Two arrogant bastards walk into the White House…

REVIEW: ‘The Long Alliance: The Imperfect Union of Joe Biden and Barack Obama’

Andrew Stiles • September 17, 2022 5:00 am

Barack Obama did not even want to choose a running mate in the summer of 2008. Confident of his imminent general election victory, he had already begun planning his presidential transition and “thought extensively about his place in the world.” He would have chosen himself if allowed, but in the end he chose Joe Biden, the “overly talkative and overly confident” lifelong senator who placed fifth in the Iowa caucus earlier that year. The rest is history.

The Long Alliance: The Imperfect Union of Joe Biden and Barack Obama by means of New York magazine correspondent Gabriel Debenedetti is a thorough examination of this “nearly two decades relationship that claims to be the most profound of all in 21st-century politics.” The passage of time — not to mention the steady stream of candid comments leaked to the press — has eroded conventional wisdom about the Obama-Biden duo as an unlikely partnership that blossomed into a full-blown bromance.
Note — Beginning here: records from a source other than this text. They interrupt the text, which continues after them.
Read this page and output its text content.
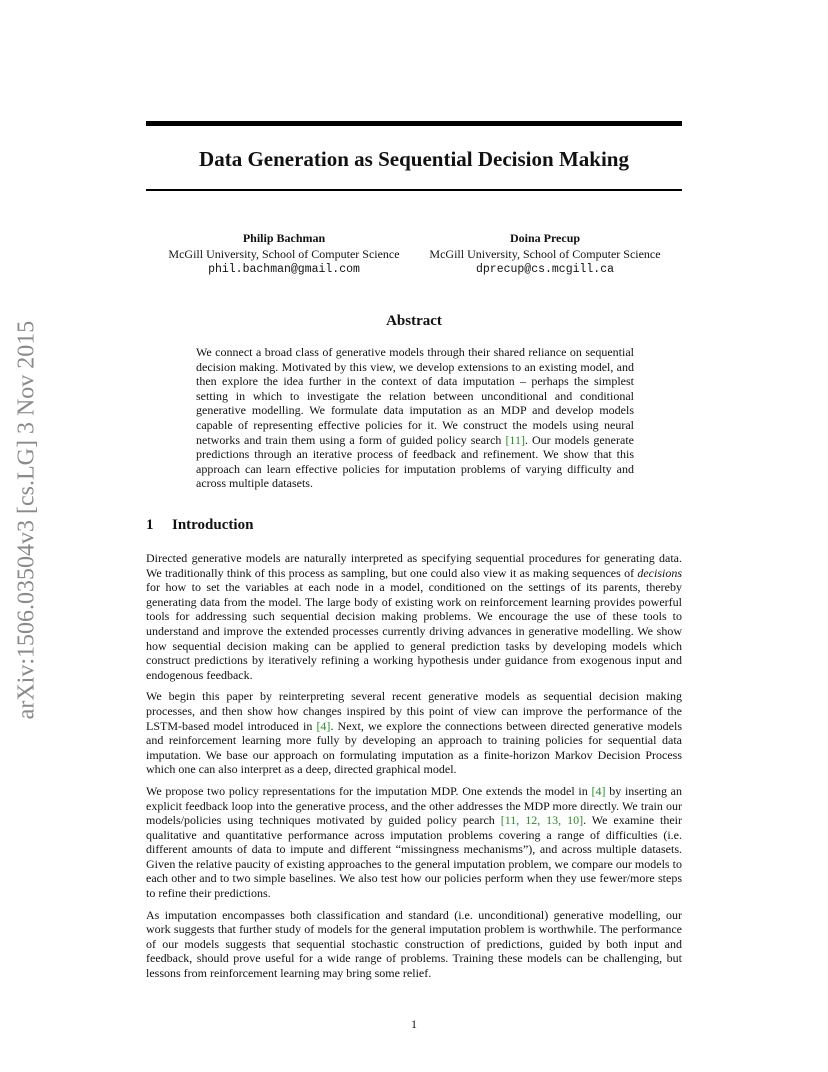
arXiv:1506.03504v3 [cs.LG] 3 Nov 2015
Data Generation as Sequential Decision Making
Philip Bachman
McGill University, School of Computer Science
phil.bachman@gmail.com
Doina Precup
McGill University, School of Computer Science
dprecup@cs.mcgill.ca
Abstract
We connect a broad class of generative models through their shared reliance on sequential decision making. Motivated by this view, we develop extensions to an existing model, and then explore the idea further in the context of data imputation – perhaps the simplest setting in which to investigate the relation between unconditional and conditional generative modelling. We formulate data imputation as an MDP and develop models capable of representing effective policies for it. We construct the models using neural networks and train them using a form of guided policy search [11]. Our models generate predictions through an iterative process of feedback and refinement. We show that this approach can learn effective policies for imputation problems of varying difficulty and across multiple datasets.
1 Introduction

Directed generative models are naturally interpreted as specifying sequential procedures for generating data. We traditionally think of this process as sampling, but one could also view it as making sequences of decisions for how to set the variables at each node in a model, conditioned on the settings of its parents, thereby generating data from the model. The large body of existing work on reinforcement learning provides powerful tools for addressing such sequential decision making problems. We encourage the use of these tools to understand and improve the extended processes currently driving advances in generative modelling. We show how sequential decision making can be applied to general prediction tasks by developing models which construct predictions by iteratively refining a working hypothesis under guidance from exogenous input and endogenous feedback.

We begin this paper by reinterpreting several recent generative models as sequential decision making processes, and then show how changes inspired by this point of view can improve the performance of the LSTM-based model introduced in [4]. Next, we explore the connections between directed generative models and reinforcement learning more fully by developing an approach to training policies for sequential data imputation. We base our approach on formulating imputation as a finite-horizon Markov Decision Process which one can also interpret as a deep, directed graphical model.

We propose two policy representations for the imputation MDP. One extends the model in [4] by inserting an explicit feedback loop into the generative process, and the other addresses the MDP more directly. We train our models/policies using techniques motivated by guided policy pearch [11, 12, 13, 10]. We examine their qualitative and quantitative performance across imputation problems covering a range of difficulties (i.e. different amounts of data to impute and different “missingness mechanisms”), and across multiple datasets. Given the relative paucity of existing approaches to the general imputation problem, we compare our models to each other and to two simple baselines. We also test how our policies perform when they use fewer/more steps to refine their predictions.

As imputation encompasses both classification and standard (i.e. unconditional) generative modelling, our work suggests that further study of models for the general imputation problem is worthwhile. The performance of our models suggests that sequential stochastic construction of predictions, guided by both input and feedback, should prove useful for a wide range of problems. Training these models can be challenging, but lessons from reinforcement learning may bring some relief.

1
Long Alliance examines in detail how this relationship was (and still is) “more complicated than commonly appreciated.”

Neither Obama nor Biden agreed to be interviewed for the book, but Debenedetti is able to share their “decisions, motivations, beliefs, hopes and concerns,” which she learned from hundreds of interviews with aides and collaborators with first-hand knowledge. have collected, to recreate in some way. that feels authentic. The author largely succeeds in abstaining from unnecessary pundirity and letting the reporting speak for itself. The result is a largely sympathetic but not always flattering portrayal of the two protagonists.

Long Alliance is a prime example of how the hindsight advantage has improved the media’s ability to judge Obama and his presidency. More than a decade away from his historic election as the country’s first black president, he is no longer the messianic figure who thrilled Chris Matthews and won the Nobel Peace Prize just because. Some journalists, who have outgrown the compulsion to crawl at Obama’s feet to prove their opposition to racism, have been encouraged to accurately describe the former president as a “self-consciously arrogant” narcissist – “never… lack of confidence” because “no one who writes a memoir in their thirties” – surrounded by “a cabal of strategists and number-crunchers who considered themselves brilliant world changers.”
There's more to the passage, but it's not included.